PI principal investigator or isoelectric point, depending on the context PM point mutation promer one of the mummer packages. It compares genomic sequence based on amino acid information. PROSITE - PROSITE is a database of protein families and domains. It consists of biologically significant sites, patterns and profiles that help to reliably identify to which known protein family (if any) a new sequence belongs. psearch the system at TIGR that runs and monitors parallel jobs. Parallel jobs are a number of individual, but related, processes that are run on one or more of a system's nodes. A node in this case is a computer attached to TIGR s network. Random a stage in genome sequencing where the pieces of genomic DNA are being sequenced from the libraries. The random sequences will then be assembled together. RBS ribosome binding site Role notes the notes associated with a role category that annotators have put there to help others assign genes to the category when they are working on it. Role id the identification number assigned to TIGR role categories. Scaffold a term used to describe the orientation of genomic assemblies to one another. The program bamboo generates these scaffolds. SGC small genome control SGC_logs the log file generated by the small genome control process. It is created on a nightly basis for genome projects that are in annotation. signalp the program used at TIGR that searches for signal peptides in a protein sequence. Each protein is scored, and based on these scores the annotator can predict whether the protein is secreted or not. This tool is built by CBS, www.cbs.dtu.dk/index.shtml. Small genome database databases that contain the genomic information for bacterial genome sequencing projects.

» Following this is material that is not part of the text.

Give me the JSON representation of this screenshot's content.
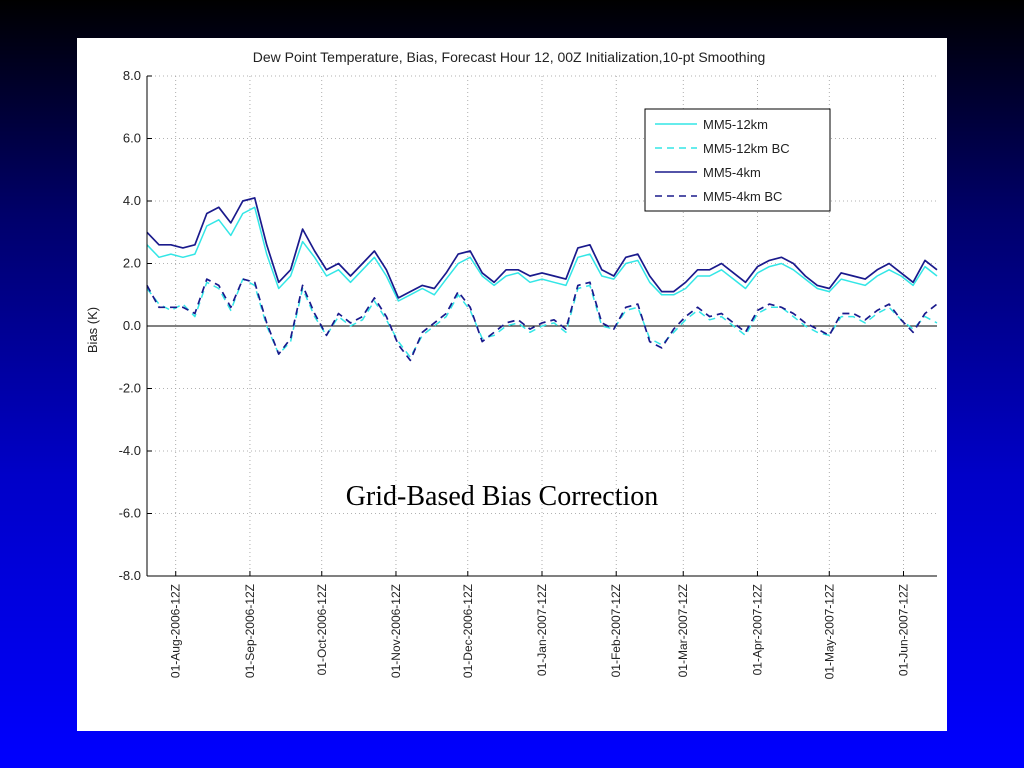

SQL structured query language; the programming language used to navigate and manipulate relational databases. sqsh the program used at TIGR to interact with our relational databases.

start site the codon that corresponds to the beginning of the coding region of an open reading frame, the three start codons in bacteria are: ATG, GTG, and TTG stop site the codon that corresponds to the end of a gene or open reading frame, the three stop codons in bacteria are: TAA, TAG, TGA Subfamily the HMM isology that describes a type of TIGRFAM HMM. A subfamily HMM describes a specific family of proteins. This type of isology is more specific than the superfamily HMM isology. subrole the identification number that corresponds to roles that are subsets of a TIGR main role category. Superfamily a HMM isology that refers to a type of TIGRFAM HMM. A superfamily HMM describes a large family of related proteins. It is much more general that a subfamily isology HMM. Swiss-prot an external public database of DNA and proteins sequences that is maintained by the Swiss institute of Bioinformatics and the European institute of Bioinformatics. SYBIL the test database here at TIGR or the software package used to view comparative genomic data. TI a type of GO term that is created by a TIGR annotator when there is not a GO term available to describe the gene that is being annotated. This term will be submitted to GO, and given a GO term at a later date. TIGRFAM The library of HMMs that are created and maintained here at TIGR. TMHMM the program used at TIGR to identify transmembrane spanning regions of a protein. This tool is built by CBS, www.cbs.dtu.dk/index.shtml. Turbo annotation the type of annotation where the annotation team only annotates certain TIGR categories, so that a draft manuscript can be written. The genome is then finished when the manuscript has been submitted to a journal. UFMG the unfinished microbial genomes webpage. It contains information concerning all unfinished microbial sequencing projects ongoing at TIGR. It also contains a BLAST page where an outside user may BLAST a sequence against an unfinished genome project. Workflow a production pipeline that is used here at TIGR. It can be used to run processes, scripts, etc.

xmen a general use server for the annotation group as well as other groups throughout TIGR.